それよりは、その元凶のほうをどうにかしたほうが早いんじゃねえか?
「どうにかって、詩信、埋めたり、沈めたりは犯罪なのよ?」
香澄は馬鹿な子を見るような顔を向けてくる。
おまえはおまえで失礼だな。俺をなんだと思ってんだ。まあ、幼馴染だからこそ、遠慮がねえってのはあるだろうけど。
「はいはい。いいから、光莉のこと、ちゃんと気にかけていてあげてよね」
「おまえはどの立場で言ってんだ」
だが、多分、香澄は俺が、なんだかんだと言いつつ結局は光莉のことを気にかけるだろうってことをわかっていたんだろう。
だてに長く付き合っているわけじゃねえからな。
それに、もともとうちに来る予定だったとかってことはともかく、最初に声をかけたのは俺だしな。
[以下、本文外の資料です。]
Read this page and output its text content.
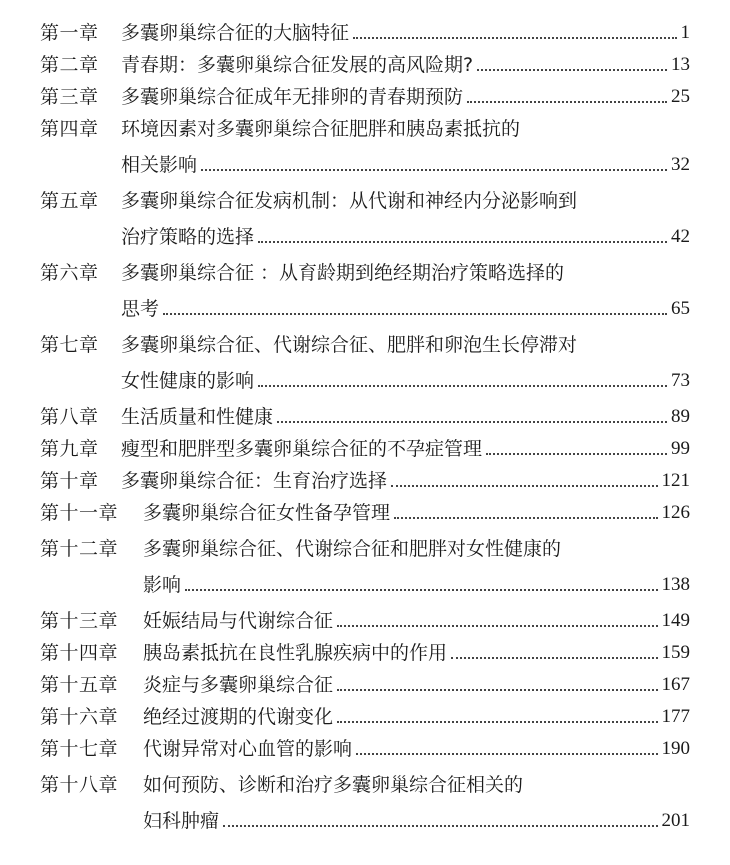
第一章 多囊卵巢综合征的大脑特征	1
第二章 青春期：多囊卵巢综合征发展的高风险期?	13
第三章 多囊卵巢综合征成年无排卵的青春期预防	25
第四章 环境因素对多囊卵巢综合征肥胖和胰岛素抵抗的
相关影响	32
第五章 多囊卵巢综合征发病机制：从代谢和神经内分泌影响到
治疗策略的选择	42
第六章 多囊卵巢综合征 ：从育龄期到绝经期治疗策略选择的
思考	65
第七章 多囊卵巢综合征、代谢综合征、肥胖和卵泡生长停滞对
女性健康的影响	73
第八章 生活质量和性健康	89
第九章 瘦型和肥胖型多囊卵巢综合征的不孕症管理	99
第十章 多囊卵巢综合征：生育治疗选择	121
第十一章 多囊卵巢综合征女性备孕管理	126
第十二章 多囊卵巢综合征、代谢综合征和肥胖对女性健康的
影响	138
第十三章 妊娠结局与代谢综合征	149
第十四章 胰岛素抵抗在良性乳腺疾病中的作用	159
第十五章 炎症与多囊卵巢综合征	167
第十六章 绝经过渡期的代谢变化	177
第十七章 代谢异常对心血管的影响	190
第十八章 如何预防、诊断和治疗多囊卵巢综合征相关的
妇科肿瘤	201
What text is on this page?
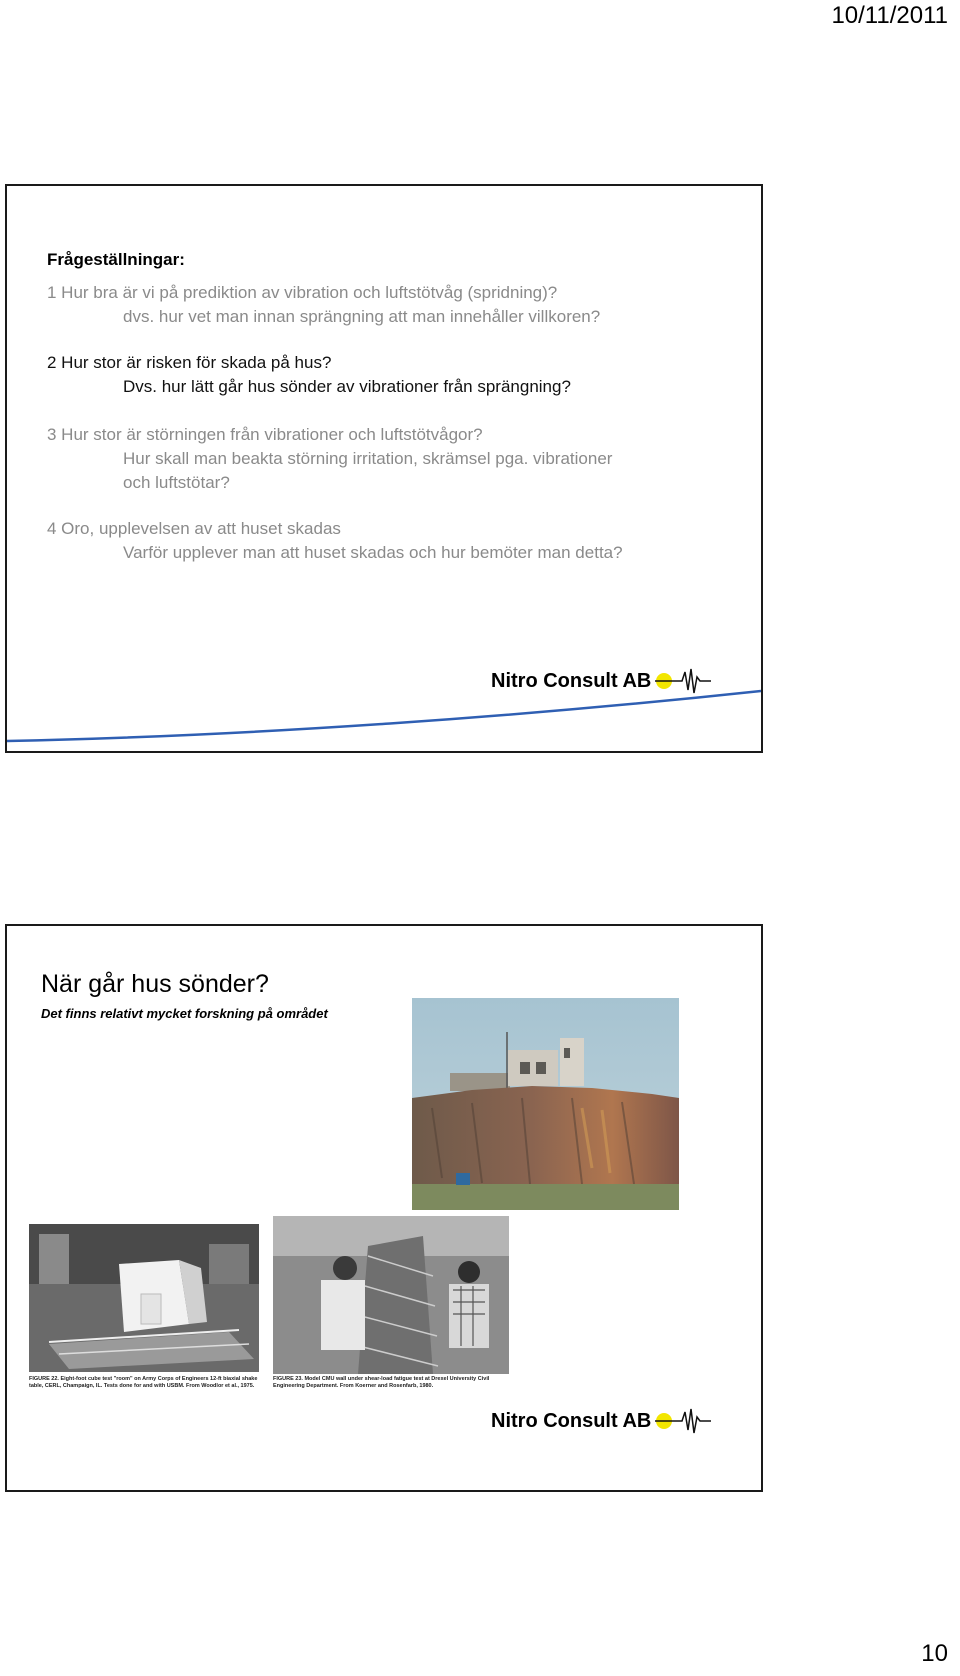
10/11/2011
Frågeställningar:
1 Hur bra är vi på prediktion av vibration och luftstötvåg (spridning)?
dvs. hur vet man innan sprängning att man innehåller villkoren?
2 Hur stor är risken för skada på hus?
Dvs. hur lätt går hus sönder av vibrationer från sprängning?
3 Hur stor är störningen från vibrationer och luftstötvågor?
Hur skall man beakta störning irritation, skrämsel pga. vibrationer
och luftstötar?
4 Oro, upplevelsen av att huset skadas
Varför upplever man att huset skadas och hur bemöter man detta?
Nitro Consult AB
När går hus sönder?
Det finns relativt mycket forskning på området
FIGURE 22. Eight-foot cube test "room" on Army Corps of Engineers 12-ft biaxial shake table, CERL, Champaign, IL. Tests done for and with USBM. From Woodlor et al., 1975.
FIGURE 23. Model CMU wall under shear-load fatigue test at Drexel University Civil Engineering Department. From Koerner and Rosenfarb, 1980.
Nitro Consult AB
10
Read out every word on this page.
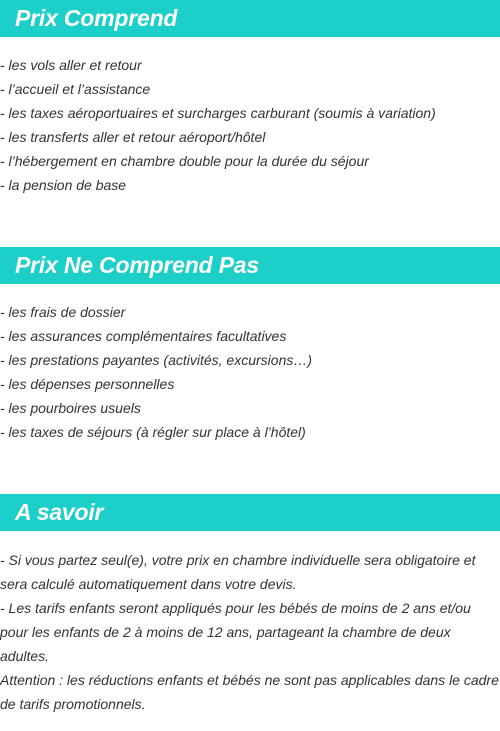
Prix Comprend
- les vols aller et retour
- l’accueil et l’assistance
- les taxes aéroportuaires et surcharges carburant (soumis à variation)
- les transferts aller et retour aéroport/hôtel
- l’hébergement en chambre double pour la durée du séjour
- la pension de base
Prix Ne Comprend Pas
- les frais de dossier
- les assurances complémentaires facultatives
- les prestations payantes (activités, excursions…)
- les dépenses personnelles
- les pourboires usuels
- les taxes de séjours (à régler sur place à l’hôtel)
A savoir
- Si vous partez seul(e), votre prix en chambre individuelle sera obligatoire et sera calculé automatiquement dans votre devis.
- Les tarifs enfants seront appliqués pour les bébés de moins de 2 ans et/ou pour les enfants de 2 à moins de 12 ans, partageant la chambre de deux adultes.
Attention : les réductions enfants et bébés ne sont pas applicables dans le cadre de tarifs promotionnels.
光莉は犬猫じゃねえけど、拾ったからには、最後まで責任を持たなきゃならねえ。
それから、光莉には勉強を見てもらっている恩もあるし、礼もある。家事でも助けてもらっているしな。
光莉が困ってるっていうんなら、わずかでも、俺にできることがあるってんなら、力になりたいとは思っている。
あとは、家族だってのもあるが、そんなことはいちいち言うまでもねえことだろう。
しかし、結果的に言えば、俺たちは少し遅かった。
その日、俺が道場から帰ってきたとき、いつも出迎えてくれる光莉の姿がなかったからだ。